Some of the unused sprites in the game. Notice the Super Leaf and a Super Mario Bros. 3 lookalike Fire Flower. Also, notice the Tanooki Tail.
 Super Mario Advance 2
Early screenshots of the Game Boy Advance port (Super Mario World: Super Mario Advance 2) showed that the HUD was originally identical, unlike the final version. 
 Unused Data
 Beta Levels
Among the data on the Super Mario World ROM, there are many levels that did not make it into the released game. The majority of these are not referenced by the game's level pointer table, which means that a standard copy of Super Mario World won't be able to play them, even though their data is present. It also means that most of them don't have names, and those are listed here by their address in the ROM.
 Red Switch Palace
There is an unused Switch Palace to the left of Valley of Bowser 3. Since it leads to an "empty" level, it is probable that it was scrapped early in development. Beating the Secret Exit of Valley of Bowser 3 would cause Mario to walk to this switch palace, except that Valley of Bowser 3 has no secret exit, and there is no path for Mario to walk on. This glitches the game, causing the player to be trapped in a endless Bonus Game. Actually when the player find a way to get on the Switch, the player can enter this level. It's almost identical to the well known TEST level, although it has garbled background.
 Level 0x30200
Probably the most famous of the SMW unused levels, this is also one of the few referenced in the pointer table. Actually, around half of the references are directed to this level. Due to this, this was one of the first unused levels discovered. The actual level is a short plain with TEST spelled out in turn blocks in the sky. At the end is an arrow pointing into a small hole. Mario will die if he goes down this hole. Mario will also receive a 1-up if he either walks to the end of the level, or slides down the side of the first T. He cannot receive both. In the copy that was originally discovered, Yoshi could not enter the level. However, this is specific to that copy. It is not a property of the level as a whole. This level is also most likely a placeholder as once one looks at the ROM they will see there are over 60 copies of the level with no changes.
 Level 0x313E5
This is actually the (used) level Donut Plains 1. However, it appears 3 times in the level pointer table.

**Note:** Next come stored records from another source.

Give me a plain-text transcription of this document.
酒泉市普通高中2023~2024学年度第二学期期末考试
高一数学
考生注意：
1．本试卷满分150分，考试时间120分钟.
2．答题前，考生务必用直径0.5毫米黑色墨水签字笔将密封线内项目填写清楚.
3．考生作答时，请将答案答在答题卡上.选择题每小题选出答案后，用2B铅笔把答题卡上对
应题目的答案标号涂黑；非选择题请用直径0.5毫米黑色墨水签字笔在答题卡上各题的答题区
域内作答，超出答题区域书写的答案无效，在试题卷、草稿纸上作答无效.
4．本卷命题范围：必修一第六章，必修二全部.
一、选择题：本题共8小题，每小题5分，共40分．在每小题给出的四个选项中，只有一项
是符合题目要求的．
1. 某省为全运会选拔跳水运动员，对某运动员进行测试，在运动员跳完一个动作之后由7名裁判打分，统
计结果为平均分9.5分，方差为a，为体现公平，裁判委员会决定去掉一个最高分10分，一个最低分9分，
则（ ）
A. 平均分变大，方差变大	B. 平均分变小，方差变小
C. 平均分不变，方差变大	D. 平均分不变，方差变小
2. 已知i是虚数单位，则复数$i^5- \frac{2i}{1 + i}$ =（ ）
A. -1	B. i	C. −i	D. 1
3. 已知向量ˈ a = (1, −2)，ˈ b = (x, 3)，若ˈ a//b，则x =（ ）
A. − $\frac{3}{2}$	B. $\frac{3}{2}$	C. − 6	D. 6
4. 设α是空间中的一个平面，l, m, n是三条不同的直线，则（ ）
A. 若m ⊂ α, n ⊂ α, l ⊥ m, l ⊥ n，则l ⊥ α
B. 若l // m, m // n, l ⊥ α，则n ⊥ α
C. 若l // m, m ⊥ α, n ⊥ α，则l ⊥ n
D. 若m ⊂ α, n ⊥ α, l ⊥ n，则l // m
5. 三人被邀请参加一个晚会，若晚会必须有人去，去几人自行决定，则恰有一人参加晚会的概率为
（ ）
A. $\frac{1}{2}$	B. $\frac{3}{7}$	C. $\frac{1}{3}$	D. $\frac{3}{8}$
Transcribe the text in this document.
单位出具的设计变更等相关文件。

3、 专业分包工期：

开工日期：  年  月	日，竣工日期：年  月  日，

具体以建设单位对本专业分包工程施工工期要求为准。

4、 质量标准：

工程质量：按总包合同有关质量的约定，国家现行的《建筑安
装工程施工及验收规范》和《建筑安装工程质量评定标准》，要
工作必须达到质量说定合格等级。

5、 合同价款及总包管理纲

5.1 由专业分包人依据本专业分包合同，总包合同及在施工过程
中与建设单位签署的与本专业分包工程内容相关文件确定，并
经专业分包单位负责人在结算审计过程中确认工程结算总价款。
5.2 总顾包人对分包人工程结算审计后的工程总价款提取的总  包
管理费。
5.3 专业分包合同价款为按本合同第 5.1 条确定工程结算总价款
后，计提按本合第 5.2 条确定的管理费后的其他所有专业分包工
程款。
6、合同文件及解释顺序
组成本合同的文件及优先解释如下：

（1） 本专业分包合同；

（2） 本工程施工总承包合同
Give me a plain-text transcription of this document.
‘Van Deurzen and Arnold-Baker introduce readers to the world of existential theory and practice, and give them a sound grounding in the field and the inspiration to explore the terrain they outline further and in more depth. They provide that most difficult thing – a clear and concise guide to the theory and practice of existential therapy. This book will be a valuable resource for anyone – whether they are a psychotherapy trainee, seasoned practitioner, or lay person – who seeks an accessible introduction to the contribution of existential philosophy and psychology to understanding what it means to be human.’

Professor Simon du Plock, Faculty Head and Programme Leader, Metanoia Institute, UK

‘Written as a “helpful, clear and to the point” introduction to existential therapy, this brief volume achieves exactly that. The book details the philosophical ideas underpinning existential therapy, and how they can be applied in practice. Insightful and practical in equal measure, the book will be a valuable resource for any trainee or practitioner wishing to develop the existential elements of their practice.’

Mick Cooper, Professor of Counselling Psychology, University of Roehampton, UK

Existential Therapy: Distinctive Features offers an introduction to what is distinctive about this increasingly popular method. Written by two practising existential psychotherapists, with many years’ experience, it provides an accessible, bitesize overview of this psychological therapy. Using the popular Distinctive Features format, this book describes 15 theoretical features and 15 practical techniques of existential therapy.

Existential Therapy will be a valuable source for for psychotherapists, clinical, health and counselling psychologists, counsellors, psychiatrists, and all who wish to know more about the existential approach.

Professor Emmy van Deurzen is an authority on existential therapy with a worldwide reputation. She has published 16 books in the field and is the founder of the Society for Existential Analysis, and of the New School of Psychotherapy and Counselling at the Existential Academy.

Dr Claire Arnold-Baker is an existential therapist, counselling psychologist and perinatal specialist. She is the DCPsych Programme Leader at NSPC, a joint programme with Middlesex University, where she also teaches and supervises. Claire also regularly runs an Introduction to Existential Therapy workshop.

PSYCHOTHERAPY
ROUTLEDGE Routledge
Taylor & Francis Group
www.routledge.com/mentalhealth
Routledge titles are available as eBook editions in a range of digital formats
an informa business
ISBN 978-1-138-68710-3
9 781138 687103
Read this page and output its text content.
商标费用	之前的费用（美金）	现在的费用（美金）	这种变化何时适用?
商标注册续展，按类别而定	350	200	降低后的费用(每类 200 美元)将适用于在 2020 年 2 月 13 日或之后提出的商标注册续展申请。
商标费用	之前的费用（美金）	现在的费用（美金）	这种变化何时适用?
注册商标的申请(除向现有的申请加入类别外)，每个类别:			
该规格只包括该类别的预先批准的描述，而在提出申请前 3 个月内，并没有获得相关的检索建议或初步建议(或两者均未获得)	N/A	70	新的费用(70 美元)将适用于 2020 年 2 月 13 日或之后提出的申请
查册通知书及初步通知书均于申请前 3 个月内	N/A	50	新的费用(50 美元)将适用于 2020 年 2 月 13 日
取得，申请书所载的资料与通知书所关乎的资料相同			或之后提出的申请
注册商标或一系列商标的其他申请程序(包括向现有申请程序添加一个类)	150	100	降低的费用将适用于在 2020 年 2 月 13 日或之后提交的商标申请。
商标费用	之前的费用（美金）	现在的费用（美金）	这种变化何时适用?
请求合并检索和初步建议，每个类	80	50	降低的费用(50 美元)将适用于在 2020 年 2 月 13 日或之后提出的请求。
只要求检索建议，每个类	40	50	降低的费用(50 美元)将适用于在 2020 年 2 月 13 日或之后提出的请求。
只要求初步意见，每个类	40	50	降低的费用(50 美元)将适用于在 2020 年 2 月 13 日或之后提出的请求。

Once at level number 0x15, the copy used in-game, once at 0x16, a duplicate, and once at 0x17. It is this last one that is most likely to be a remnant of early game builds, as it is paired with a garbled background, and has the name #2 MORTON'S PLAINS. (The garbled background is the same one used in Yoshi's Island 1; switching to its tileset with a level editor fixes the background glitch, but a glitchy palette still remains.) This name is also attached to one of the copies of Level 0x30200
 Level 0x382C3
This is a test for a special kind of slope that fixes a bug in the code. It is referenced in the pointer table as Level 0x108. Like 0x17, it has a garbled background, but switching to a certain unused tileset (see #Unused Level Components below) will fix the background.
 Level 0x30263
This is a short level set in the sky. It contains a sprite not found anywhere else in the entire game, which behaves like the platforms from Forest Secret Area, but with no vertical movement. Due to a glitch in the way the level was originally coded, it is rendered unplayable, but fixing this is straightforward. Due to the nature of the glitch involved, it seems this was a very early level design. This, coupled with the fact that it appears before any other level in the ROM save the "TEST" level, suggests that it was the first level created for Super Mario World.
 Level 0x302BD
This level contains the mushroom scales from Butter Bridge 1. However, they aren't functioning correctly. It also contains Super Mario Bros. 3 style Piranha Plants, something found nowhere else in the entire game. However, they have slightly glitched graphics, which causes them to have a dead fish instead of a stem.
 Level 0x30338
A long hall with doors leading to each of the game's bosses. They are out of order from their appearance in the game, and that Reznor is not differentiated from the Koopalings. Big Boo is absent.
 Level 0x304EB, 0x30464
A short and quite glitchy underground level. It makes use of a falling layer 2 effect, which is familiar from the end of Chocolate Secret.
 Level 0x3059C
A small room with two stone cubes, two Hot Heads, and two Lil' Sparkies. Possibly a level to test the Hot Head and Lil' Sparky enemy data.
 Level 0x305AB, 0x30701
An early version of #6 Wendy's Castle. It differs little from the final version.
 Level 0x3073D
An area with one pipe and a long stretch of ground. Due to the music, it is likely that it was supposed to become an underwater stage.
 Level 0x30875
It's similar to the exit of a Ghost House, but never used in-game.
 Level 0x38218
A totally empty level. At six bytes, it has the distinction of being the smallest level in the game. Possibly a placeholder level.
 Level 0x38260
Another unused Ghost House exit. This one has some cloud , but the Giant Gate tape is erroneously placed too far from the base.
 Level 0x38281
A level in which 3 bushes float in a black void.
 Level 0x30584
A castle-themed level in which an enterable pipe lies adjacent to a large hole. For some reason, this level is 5.5 times longer than the accessible portion.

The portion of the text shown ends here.